When we got to the museum, which used to be the Presidential Palace, I noticed the crowd of people start to pick up. It seemed like all 1.3 million Tegucigalpans decided to come to one place. I was thinking to myself, “Seriously, guys, you can come see this stuff anytime you want. Why do you wait until I’m here to want to come out?” I mean, there were soooooo many people and no elbow room. Finally, I had to stop and ask someone what was going on. The man told me that it was a holiday, so many people had come to see the Virgen de Suyapa in the Basilica. That was a new one to me, so I asked him who she was. He said it’s a two-inch statue of the Virgin Mary that performs miracles. Miracles? I guess he saw my puzzled look, so he told me the story of two little boys who fell asleep in a cornfield.

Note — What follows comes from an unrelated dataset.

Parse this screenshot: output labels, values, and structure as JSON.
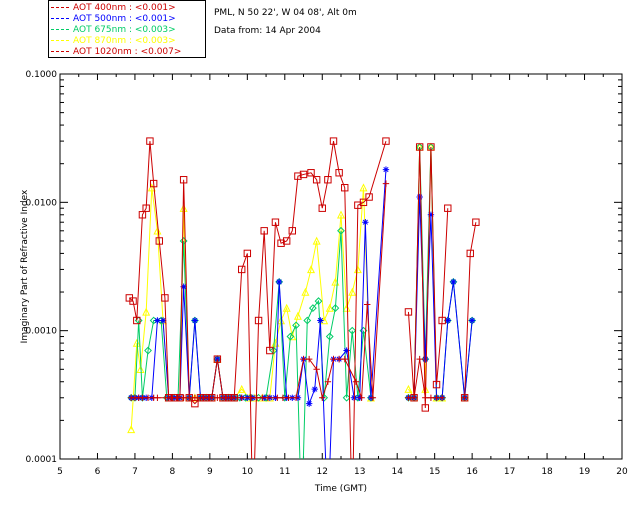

One boy woke up because he felt something like a rock under his back. He saw it was small and threw it as far as he could. A little while later he felt it again. He looked down and saw it was the same thing as before. Finally, he put it in his pocket and went back to sleep. The next day, in the daylight, he saw it was a tiny statue of the Virgin Mary, so he took it home and put it on his mother’s prayer altar. From then on, the statue started performing miracles.
I have to admit, this was a little farfetched for me, so I went to the Basilica to see the statue. Of course I had to wait for a bajillion other people to go before me, but it was true, there was a tiny, two-inch statue that had drawn all this attention. It was placed in an enormous, gold and glass case that was beautiful to look at while I waited though! The devotion of the people in the church was very inspiring, and many people were lighting candles and singing while they waited for the next service to start. I couldn’t stay, though…it was just too hot! I bought three bags of water (yes, BAGS of water, not bottles!) from a local vendor, and I gave one away to a little kid who was waiting outside with his baby sister and a dog. What a long day for such a tiny statue!
- What is the story of the Virgen de Suyapa?
- Go to Google Maps (https://www.google.es/maps) and find Tegucigalpa. Describe where it is located and how the geography of the city might affect the lifestyle of its inhabitants.
- ¡A escribir! Look at the pictures of Tegucigalpa. How is it similar and different from your hometown?